汴京城的寒风夹着细碎的雪珠,簌簌地往下落。
晓康早早便站在马车边迎他。
只见那道清瘦挺拔的身影跨出宫门,他眼圈猛地一红,硬是忍着没出声,只快步迎上去,抖开手里那件厚实的鸦青色大氅,严严实实地裹在陆知舟肩头。
马车辚辚,碾着薄雪一路驶入达官显贵云集的宣平坊,车帘外头的市井喧闹声便如潮水般退去了。
长街尽头,鲁国公府的五间兽头大门静静矗立在风雪中。
这等累世簪缨的门第,早过了需要用金玉堆砌来彰显身份的年月。
抬眼不见多余的明艳彩绘,唯有那历经几代风雨的暗红朱漆,与阶前被岁月打磨得水滑的青石板。

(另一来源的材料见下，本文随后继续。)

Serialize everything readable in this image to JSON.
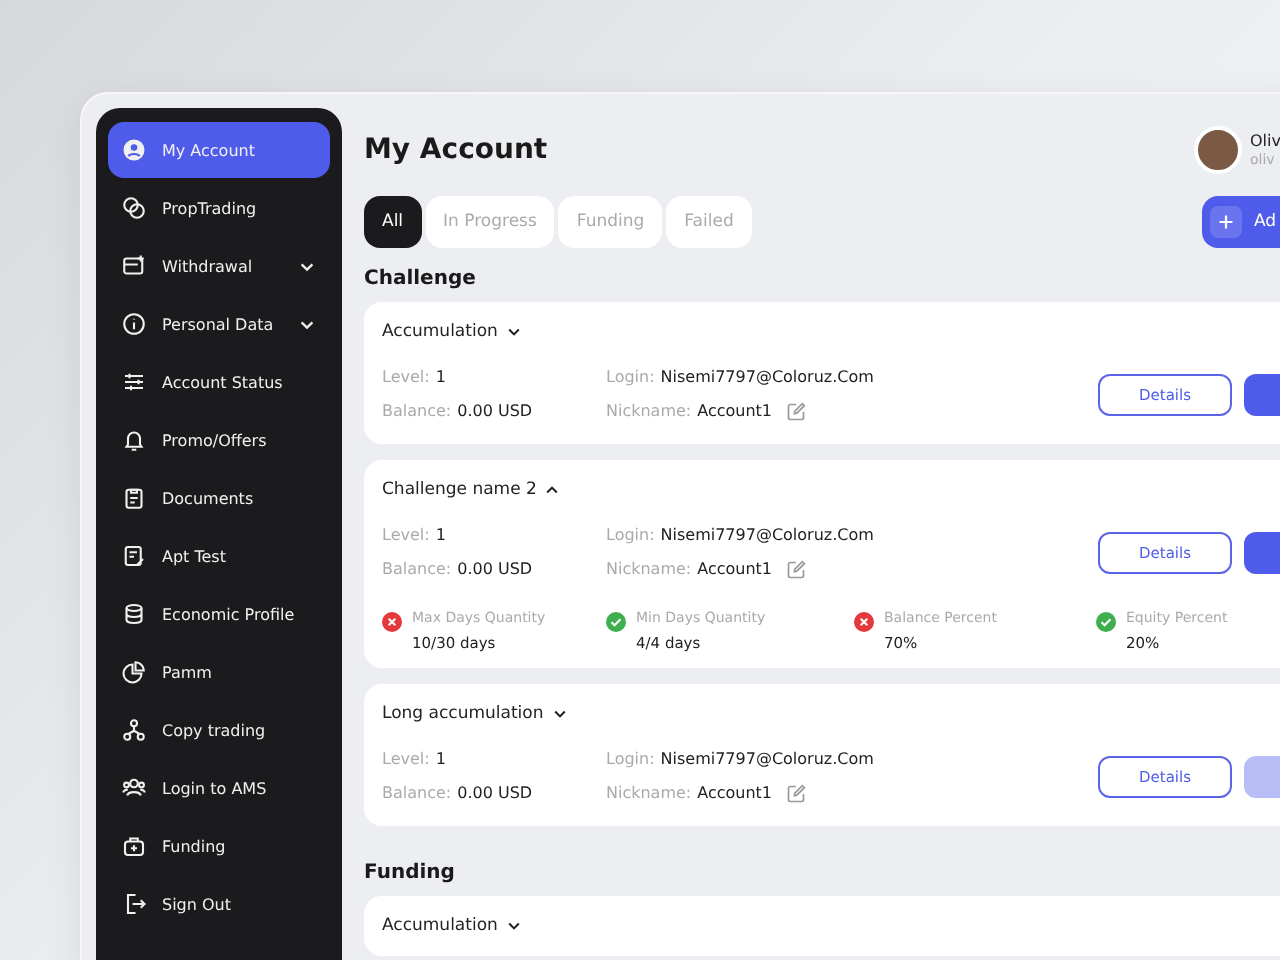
{
  "sidebar": {
    "items": [
      {
        "label": "My Account",
        "selected": true,
        "expandable": false
      },
      {
        "label": "PropTrading",
        "selected": false,
        "expandable": false
      },
      {
        "label": "Withdrawal",
        "selected": false,
        "expandable": true
      },
      {
        "label": "Personal Data",
        "selected": false,
        "expandable": true
      },
      {
        "label": "Account Status",
        "selected": false,
        "expandable": false
      },
      {
        "label": "Promo/Offers",
        "selected": false,
        "expandable": false
      },
      {
        "label": "Documents",
        "selected": false,
        "expandable": false
      },
      {
        "label": "Apt Test",
        "selected": false,
        "expandable": false
      },
      {
        "label": "Economic Profile",
        "selected": false,
        "expandable": false
      },
      {
        "label": "Pamm",
        "selected": false,
        "expandable": false
      },
      {
        "label": "Copy trading",
        "selected": false,
        "expandable": false
      },
      {
        "label": "Login to AMS",
        "selected": false,
        "expandable": false
      },
      {
        "label": "Funding",
        "selected": false,
        "expandable": false
      },
      {
        "label": "Sign Out",
        "selected": false,
        "expandable": false
      }
    ]
  },
  "page_title": "My Account",
  "user": {
    "name": "Oliv",
    "email": "oliv"
  },
  "tabs": [
    {
      "label": "All",
      "selected": true
    },
    {
      "label": "In Progress",
      "selected": false
    },
    {
      "label": "Funding",
      "selected": false
    },
    {
      "label": "Failed",
      "selected": false
    }
  ],
  "add_button": {
    "label": "Ad"
  },
  "sections": [
    {
      "title": "Challenge",
      "accounts": [
        {
          "name": "Accumulation",
          "expanded": false,
          "action_disabled": false,
          "details_label": "Details",
          "fields": [
            {
              "label": "Level:",
              "value": "1"
            },
            {
              "label": "Balance:",
              "value": "0.00 USD"
            },
            {
              "label": "Login:",
              "value": "Nisemi7797@Coloruz.Com"
            },
            {
              "label": "Nickname:",
              "value": "Account1"
            }
          ]
        },
        {
          "name": "Challenge name 2",
          "expanded": true,
          "action_disabled": false,
          "details_label": "Details",
          "fields": [
            {
              "label": "Level:",
              "value": "1"
            },
            {
              "label": "Balance:",
              "value": "0.00 USD"
            },
            {
              "label": "Login:",
              "value": "Nisemi7797@Coloruz.Com"
            },
            {
              "label": "Nickname:",
              "value": "Account1"
            }
          ],
          "criteria": [
            {
              "label": "Max Days Quantity",
              "value": "10/30 days",
              "passed": false
            },
            {
              "label": "Min Days Quantity",
              "value": "4/4 days",
              "passed": true
            },
            {
              "label": "Balance Percent",
              "value": "70%",
              "passed": false
            },
            {
              "label": "Equity Percent",
              "value": "20%",
              "passed": true
            }
          ]
        },
        {
          "name": "Long accumulation",
          "expanded": false,
          "action_disabled": true,
          "details_label": "Details",
          "fields": [
            {
              "label": "Level:",
              "value": "1"
            },
            {
              "label": "Balance:",
              "value": "0.00 USD"
            },
            {
              "label": "Login:",
              "value": "Nisemi7797@Coloruz.Com"
            },
            {
              "label": "Nickname:",
              "value": "Account1"
            }
          ]
        }
      ]
    },
    {
      "title": "Funding",
      "accounts": [
        {
          "name": "Accumulation",
          "expanded": false
        }
      ]
    }
  ]
}
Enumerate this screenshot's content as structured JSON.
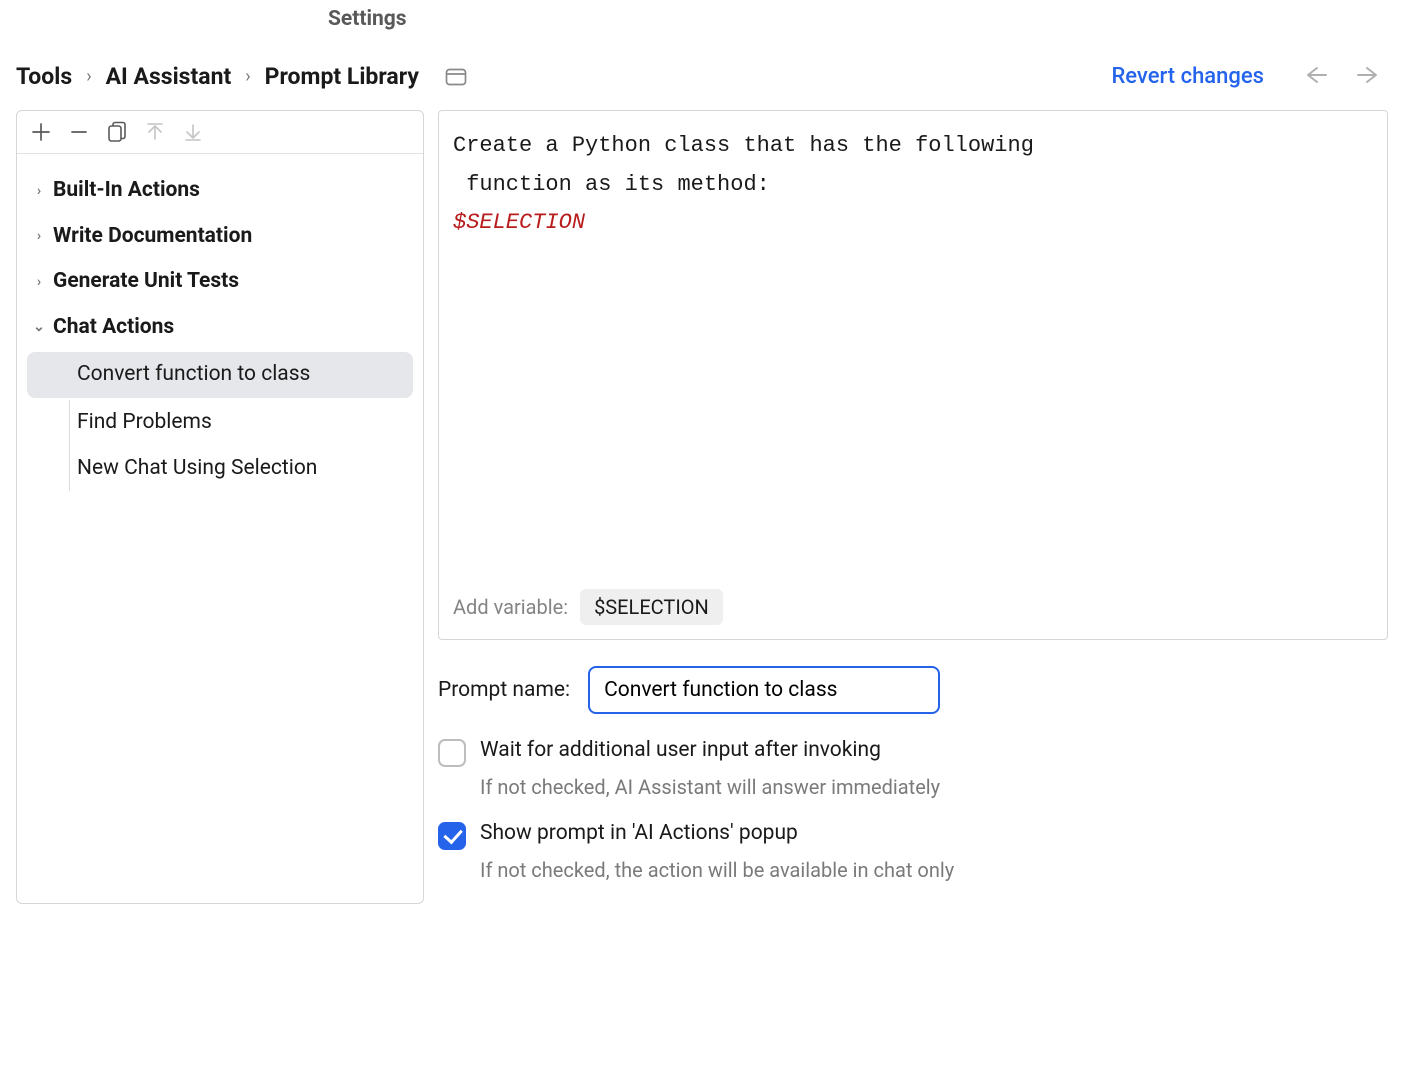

可这看似低调雅致的门庭,莫名叫人觉着沉肃,直叫人喘不过气。
马车由角门入内,过了前院,便换了青竹小轿。
陆知舟坐在轿中,掀开一线软帘。
抄手游廊曲折深邃,院中引的是活水,即便落雪的冬日也不曾结冰,水面上浮着一层薄薄的白气。
沿途侍立的丫鬟仆妇皆是垂首敛目,莫说交头接耳,便是在青砖上走动,也听不见半点首饰磕碰与脚步重音,只余衣料摩擦与扫帚轻划过落雪的微簌声。
富贵至极,便养出了这种近乎严苛的静。
穿过几道垂花门,转入正房院落。陆知舟刚下软轿,脚步便倏地顿住了。